Geschichte des Tambourcorps - Seite 2

Das Tambourcorps spielte jedoch nicht nur bei Veranstaltungen innerhalb des Dorfes. Die damaligen Ausmärsche führten auch nach Lendersdorf, Kufferath, Gey, Gürzenich und Derichsweiler, wo man an einem Wettstreit teilnahm.

Schon in den dreißiger Jahren traten jedoch Auflösungserscheinungen zu Tage. Die Brüder Horst machten sich selbständig und gründeten eine eigene Musikkapelle. Weitere Mitglieder des Tambourcorps schlossen sich der Feuerwehr an. Als eigenständiger Verein löste man sich 1935 auf und gründete ein Feuerwehrtambourcorps. Zeitweise waren jetzt zwei Musikvereine im Dorf. Die Spaltung ging sogar durch Familien. Von den Brüdern Wilhelm und Heinrich König schloss sich Heinrich König der Horst-Kapelle an, Wilhelm König ging zur Feuerwehrkapelle, die nun an die Stelle des Tambourcorps trat.

Mit dem Ausbruch des 2. Weltkrieges wurden viele der Aktiven zur Wehrmacht eingezogen. Der Spielbetrieb und auch jedes eigenständige Vereinsleben war damit zunächst beendet. Viele der damaligen Aktiven haben den Krieg nicht überlebt. Hiervon zeugt die Ehrentafel, die in der Kirche unter dem Glockenturm zu sehen ist.

Erst 1948 wurde wieder durch intensives Proben das Vereinsleben - jetzt als Feuerwehrtambourcorps - aktiviert. Christian Horst und Johann Bergs, die beide dem Verein bereits seit seiner Gründung als aktive Mitglieder angehörten, bildeten interessierte Jugendliche im Trommel- und Flötenspiel aus. Tambourmajor wurde Johann Kurth. 1949 konnte zum ersten Mal anlässlich der Kirmes, die vom Sportverein auf dem Berg im Saale Schumacher veranstaltet wurde, mit einem Repertoire von drei (!) Märschen aufgespielt werden.

Im Jahr 1951 entschloss man sich endgültig dazu, einen eigenständigen Verein zu bilden.
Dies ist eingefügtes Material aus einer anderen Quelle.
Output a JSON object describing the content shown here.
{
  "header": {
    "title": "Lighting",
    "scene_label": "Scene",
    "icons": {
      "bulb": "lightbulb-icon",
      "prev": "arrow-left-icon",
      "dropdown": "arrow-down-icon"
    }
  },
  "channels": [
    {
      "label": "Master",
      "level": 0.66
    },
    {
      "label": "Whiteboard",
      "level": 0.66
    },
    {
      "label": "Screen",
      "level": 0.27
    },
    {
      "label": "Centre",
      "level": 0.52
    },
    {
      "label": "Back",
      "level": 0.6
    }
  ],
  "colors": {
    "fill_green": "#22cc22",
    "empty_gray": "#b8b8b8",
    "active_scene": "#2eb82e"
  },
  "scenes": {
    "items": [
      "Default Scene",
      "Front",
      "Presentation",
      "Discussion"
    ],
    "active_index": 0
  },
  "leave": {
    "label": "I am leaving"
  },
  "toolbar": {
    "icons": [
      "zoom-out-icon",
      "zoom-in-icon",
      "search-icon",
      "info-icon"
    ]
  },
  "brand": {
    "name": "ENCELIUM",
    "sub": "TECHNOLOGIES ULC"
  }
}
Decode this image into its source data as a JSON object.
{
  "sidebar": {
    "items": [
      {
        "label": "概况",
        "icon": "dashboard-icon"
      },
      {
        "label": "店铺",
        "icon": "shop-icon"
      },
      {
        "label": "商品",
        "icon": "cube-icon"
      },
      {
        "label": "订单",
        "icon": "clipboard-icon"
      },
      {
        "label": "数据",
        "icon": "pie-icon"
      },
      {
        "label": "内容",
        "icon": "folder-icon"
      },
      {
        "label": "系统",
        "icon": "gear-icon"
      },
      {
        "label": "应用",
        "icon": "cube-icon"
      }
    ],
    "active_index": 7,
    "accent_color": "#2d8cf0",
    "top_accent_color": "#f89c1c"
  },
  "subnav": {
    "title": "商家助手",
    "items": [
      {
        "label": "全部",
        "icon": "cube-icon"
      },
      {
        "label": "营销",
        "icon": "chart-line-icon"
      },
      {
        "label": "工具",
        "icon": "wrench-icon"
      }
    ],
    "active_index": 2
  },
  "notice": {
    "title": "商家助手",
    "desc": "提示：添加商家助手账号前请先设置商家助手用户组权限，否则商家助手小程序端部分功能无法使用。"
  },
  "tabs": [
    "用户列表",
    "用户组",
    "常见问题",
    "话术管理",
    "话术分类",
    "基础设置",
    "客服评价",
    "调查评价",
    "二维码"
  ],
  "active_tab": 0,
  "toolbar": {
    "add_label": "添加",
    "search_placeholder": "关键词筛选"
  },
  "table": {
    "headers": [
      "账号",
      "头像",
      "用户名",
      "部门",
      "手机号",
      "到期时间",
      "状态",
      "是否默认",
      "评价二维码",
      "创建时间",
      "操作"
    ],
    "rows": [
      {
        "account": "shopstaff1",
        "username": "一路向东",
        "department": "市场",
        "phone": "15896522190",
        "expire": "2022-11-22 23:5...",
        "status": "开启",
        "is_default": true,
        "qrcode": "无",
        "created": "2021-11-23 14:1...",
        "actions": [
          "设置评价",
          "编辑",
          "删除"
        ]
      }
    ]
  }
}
Man sagte sich von der Freiwilligen Feuerwehr los und nannte sich fortan "Tambourcorps Alte Kameraden Birgel". Erster Vorsitzender wurde Johann Bergs, der dieses Amt bis zu seinem Tod 1993 ausübte. Schriftführer war Erich Brandenburg, Kassierer Andreas Bergs (der 1954 nach Kanada auswanderte), Korpsführer war Josef Heidenthal. Bereits vor der Neugründung war ein Machtkampf hinsichtlich der Besetzung des Postens des Tambourmajors entbrannt.
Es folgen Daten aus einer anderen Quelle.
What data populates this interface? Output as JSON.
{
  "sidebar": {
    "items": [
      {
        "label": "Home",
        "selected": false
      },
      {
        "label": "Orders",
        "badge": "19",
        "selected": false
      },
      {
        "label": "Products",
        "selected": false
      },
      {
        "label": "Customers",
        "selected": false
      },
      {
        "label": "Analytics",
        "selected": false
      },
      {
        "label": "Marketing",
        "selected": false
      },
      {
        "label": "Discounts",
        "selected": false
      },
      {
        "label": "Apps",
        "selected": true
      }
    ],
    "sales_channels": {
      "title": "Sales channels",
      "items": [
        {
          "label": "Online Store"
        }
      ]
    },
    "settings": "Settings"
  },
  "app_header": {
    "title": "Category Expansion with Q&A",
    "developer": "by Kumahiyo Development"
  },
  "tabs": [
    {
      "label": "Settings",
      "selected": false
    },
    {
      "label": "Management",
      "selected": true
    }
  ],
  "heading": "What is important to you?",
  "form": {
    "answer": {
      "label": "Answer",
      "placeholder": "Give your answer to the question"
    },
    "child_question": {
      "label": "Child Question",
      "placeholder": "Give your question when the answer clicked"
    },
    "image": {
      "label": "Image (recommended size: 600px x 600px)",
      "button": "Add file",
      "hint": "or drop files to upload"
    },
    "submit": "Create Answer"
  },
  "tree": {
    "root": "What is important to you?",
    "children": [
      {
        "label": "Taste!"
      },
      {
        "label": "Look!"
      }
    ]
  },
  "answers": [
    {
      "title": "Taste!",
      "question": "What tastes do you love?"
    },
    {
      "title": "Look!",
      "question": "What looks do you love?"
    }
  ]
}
Winfried Labroier erinnert sich:
Wir mussten antreten an unserem Probenlokal im Feuerwehrhaus in der heutigen Krahkopfstraße.
Der alte Tambourmajor Johann Kurth führte uns bis zur Höhe der heutigen Gärtnerei Rausch und zurück bis zur Ecke Bachstraße. Danach wurde der Tambourstab, der "Küs", Josef Heidenthal übergeben. Dieser führte uns dann und wir sollten entscheiden, wer uns in Zukunft anführen sollte. Der Jupp Heidenthal ging also mit uns herrauf und wieder herrunter und auf der Ecke (heute Krahkopfstraße/Fliederbusch) warf er den Küs in die Luft (was auch später sein Markenzeichen werden sollte). Daraufhin ist er gewählt worden. Es entbrannte ein Machtkampf im alten Feuerwehrhaus, damals noch Probenlokal. Ich dachte, jeden Moment beginnt hier eine Schlägerei -"Scheng" ist da regelrecht entmachtet worden. Geplant war die Übergabe vorher nicht.

In den 50er Jahren bildete die Teilnahme an Wettstreiten den Schwerpunkt des musikalischen Schaffens. In dieser Zeit wurden viele Pokale, Urkunden und Orden errungen. 1950 wurde - damals noch als Feuerwehrtambourcorps - erstmals an einem Wettstreit in Buir teilgenommen. Als gerade wiedergegründetes Tambourcorps konnten unter den strengen Augen des Ausbilders Johann Bergs, der zeitweise auch Spielmann in einem Musikzug der Wehrmacht gewesen war, viele Erfolge bei Wettstreiten erzielt werden.